Erstens gab es in den letzten Tagen zahlreiche Berichte über internationale Reedereien, die zu Protokoll gegeben haben, dass sie nicht riskieren wollen, dass ihre Schiffe in Odessa anlegen. Vermutlich wirkt sich dies auf die Preise aus, die die verbleibenden Konzerne verlangen, was wiederum einige afrikanische Regierungen zum Nachdenken über ihr weiteres Vorgehen veranlasst haben könnte. Gegenwärtig, in dieser Zeit, könnte ein gewisses Maß an Feilscherei im Gange sein, was erklärt, warum afrikanische Länder keine Schiffe ins Schwarze Meer entsenden.

Ein zweites Szenario ist, dass viele dieser Länder eine Drohung des US-Botschafters bei der UNO zu wörtlich genommen haben, der kürzlich in Ghana sehr deutlich machte, dass afrikanische Länder, die Öl von Russland kaufen, mit Konsequenzen rechnen müssen. Diese perfide, von Linda Thomas-Greenfield vorgetragene Politik der USA hat den Beigeschmack kolonialer Bevormundung. Aber war es zu viel des Guten? Sahen die Afrikaner darin eine verschleierte Warnung „kauft bloß nichts aus Russland“. Wenn sie falsch interpretiert oder in einem anderen Licht gesehen wurde, dann könnten afrikanische Regierungen, die Weizen bei Russland bestellt haben, durchaus nachdenklich werden. Ist die Geschichte, die uns präsentiert wird, nicht so sehr „afrikanische Länder kaufen kein Getreide aus Odessa“, sondern eher „afrikanische Länder haben sich aus den Getreidegeschäften mit Russland zurückgezogen“.

In jedem Fall ist die Politik Amerikas töricht und könnte dazu führen, dass einige afrikanische Länder die Lieferung von Edelmetallen blockieren, die von amerikanischen Mobiltelefonherstellern verwendet werden, um nur ein Beispiel zu nennen. Es ist nicht so, dass Afrika mit solchen Drohungen, die bestenfalls anachronistisch sind, keine Karten in der Hand hätte, da Amerika kein unipolarer Akteur in der Welt mehr ist.

Und doch gibt es einen dritten Grund, warum diese Länder keinen Weizen vom Schwarzen Meer bestellen: die Medien.

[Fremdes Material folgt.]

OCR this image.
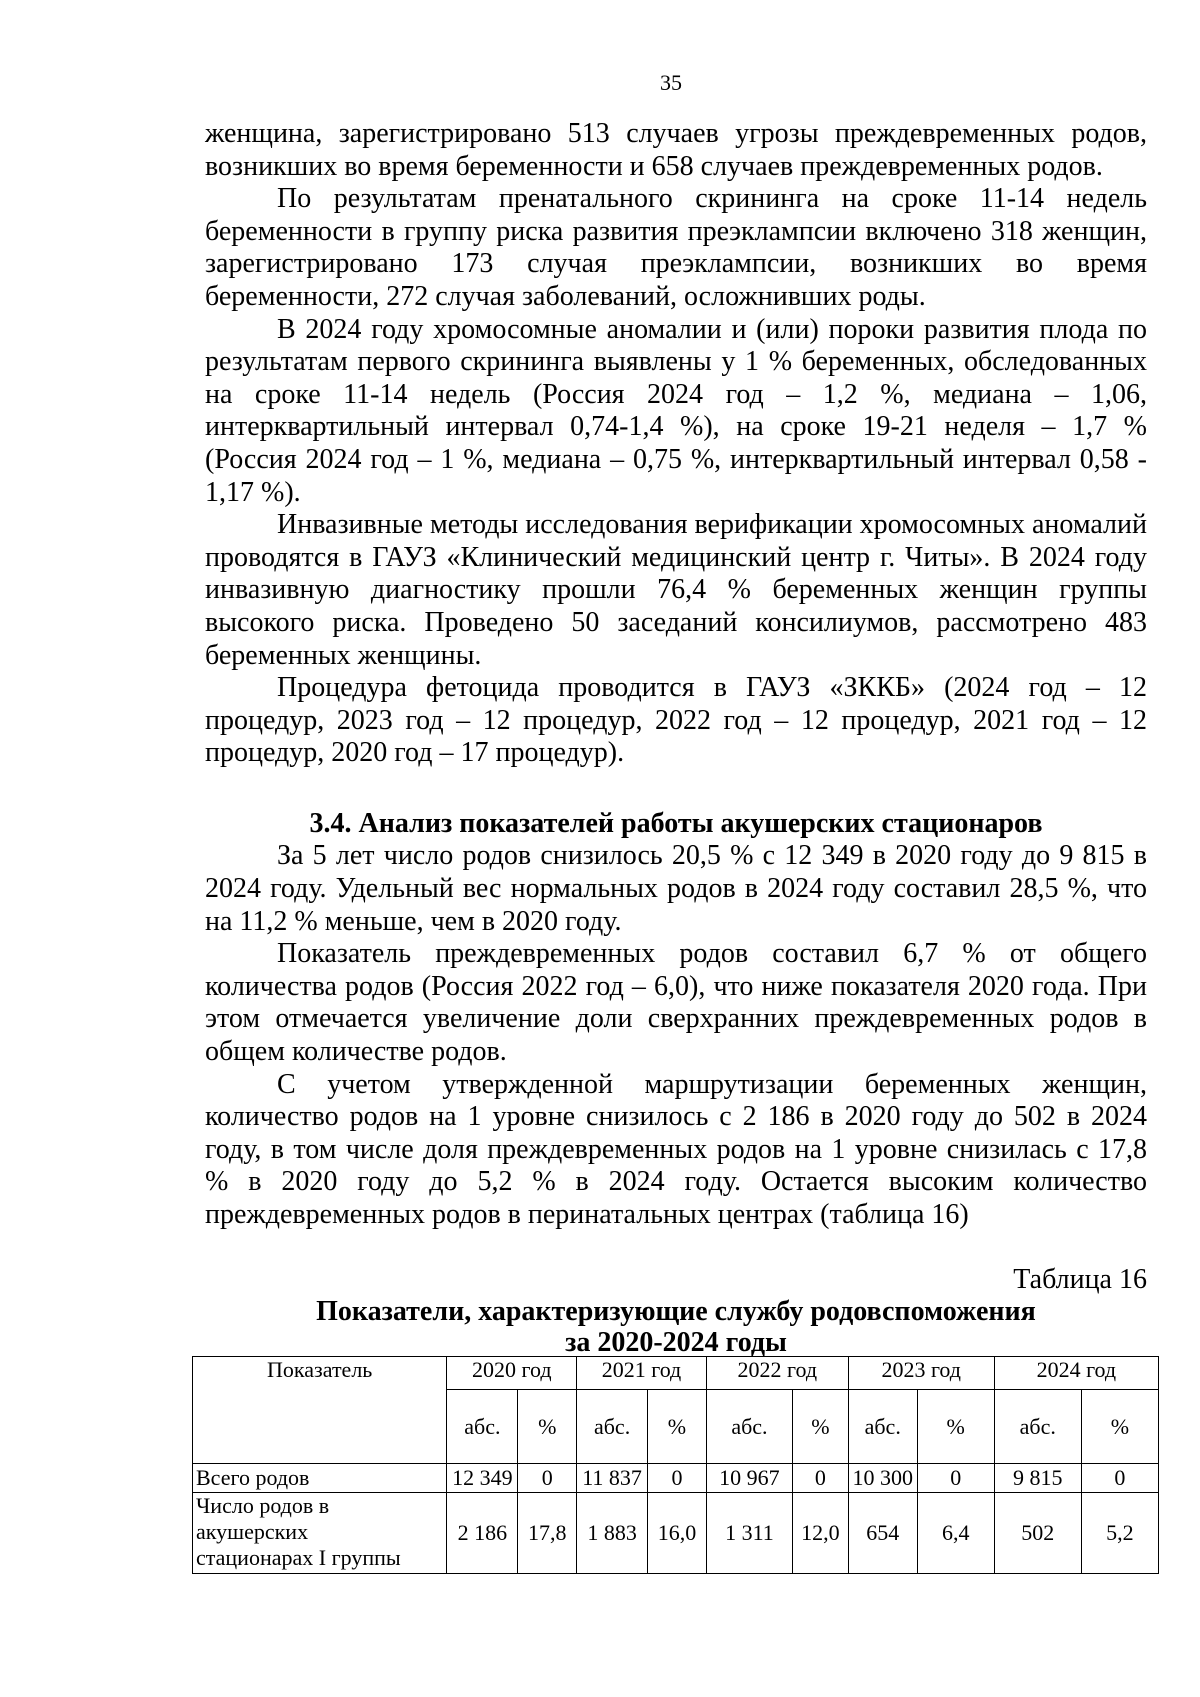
35

женщина, зарегистрировано 513 случаев угрозы преждевременных родов, возникших во время беременности и 658 случаев преждевременных родов.

По результатам пренатального скрининга на сроке 11-14 недель беременности в группу риска развития преэклампсии включено 318 женщин, зарегистрировано 173 случая преэклампсии, возникших во время беременности, 272 случая заболеваний, осложнивших роды.

В 2024 году хромосомные аномалии и (или) пороки развития плода по результатам первого скрининга выявлены у 1 % беременных, обследованных на сроке 11-14 недель (Россия 2024 год – 1,2 %, медиана – 1,06, интерквартильный интервал 0,74-1,4 %), на сроке 19-21 неделя – 1,7 % (Россия 2024 год – 1 %, медиана – 0,75 %, интерквартильный интервал 0,58 - 1,17 %).

Инвазивные методы исследования верификации хромосомных аномалий проводятся в ГАУЗ «Клинический медицинский центр г. Читы». В 2024 году инвазивную диагностику прошли 76,4 % беременных женщин группы высокого риска. Проведено 50 заседаний консилиумов, рассмотрено 483 беременных женщины.

Процедура фетоцида проводится в ГАУЗ «ЗККБ» (2024 год – 12 процедур, 2023 год – 12 процедур, 2022 год – 12 процедур, 2021 год – 12 процедур, 2020 год – 17 процедур).

3.4. Анализ показателей работы акушерских стационаров

За 5 лет число родов снизилось 20,5 % с 12 349 в 2020 году до 9 815 в 2024 году. Удельный вес нормальных родов в 2024 году составил 28,5 %, что на 11,2 % меньше, чем в 2020 году.

Показатель преждевременных родов составил 6,7 % от общего количества родов (Россия 2022 год – 6,0), что ниже показателя 2020 года. При этом отмечается увеличение доли сверхранних преждевременных родов в общем количестве родов.

С учетом утвержденной маршрутизации беременных женщин, количество родов на 1 уровне снизилось с 2 186 в 2020 году до 502 в 2024 году, в том числе доля преждевременных родов на 1 уровне снизилась с 17,8 % в 2020 году до 5,2 % в 2024 году. Остается высоким количество преждевременных родов в перинатальных центрах (таблица 16)

Таблица 16

Показатели, характеризующие службу родовспоможения

за 2020-2024 годы

Показатель	2020 год		2021 год		2022 год		2023 год		2024 год	
	абс.	%	абс.	%	абс.	%	абс.	%	абс.	%
Всего родов	12 349	0	11 837	0	10 967	0	10 300	0	9 815	0

Число родов в
акушерских
стационарах I группы	2 186	17,8	1 883	16,0	1 311	12,0	654	6,4	502	5,2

Liegt es daran, dass die voreingenommene und völlig parteiische Berichterstattung schlampiger Journalisten kleine, aber wichtige Details zu dieser ganzen Geschichte auslässt? Haben die westlichen Medien beschlossen, nicht über alle Details zu berichten, und uns ein Puzzle hinterlassen, bei dem viele Teile fehlen – und sie ziehen es vor, so lange zu warten, bis sie die Weizengeschichte in den Griff bekommen haben, bevor sie uns eine neue Version anbieten? Das kann nur die Zeit zeigen. In den kommenden Wochen werden wir möglicherweise Bestellungen aus Afrika erhalten und sogar Schiffe aus russischen Häfen auslaufen sehen. Aber welches Szenario auch immer eintritt, es wird immer die Frage bleiben, ob wir alle getäuscht wurden, indem wir die afrikanische Hungersnot dem Weizen vorgezogen haben. Viele werden sich zweifellos fragen: Wenn diese „Bedrohung“ nicht wirklich so groß war, wie sie dargestellt wurde, welche anderen Geschichten wurden dann in ähnlicher Weise aufgetischt?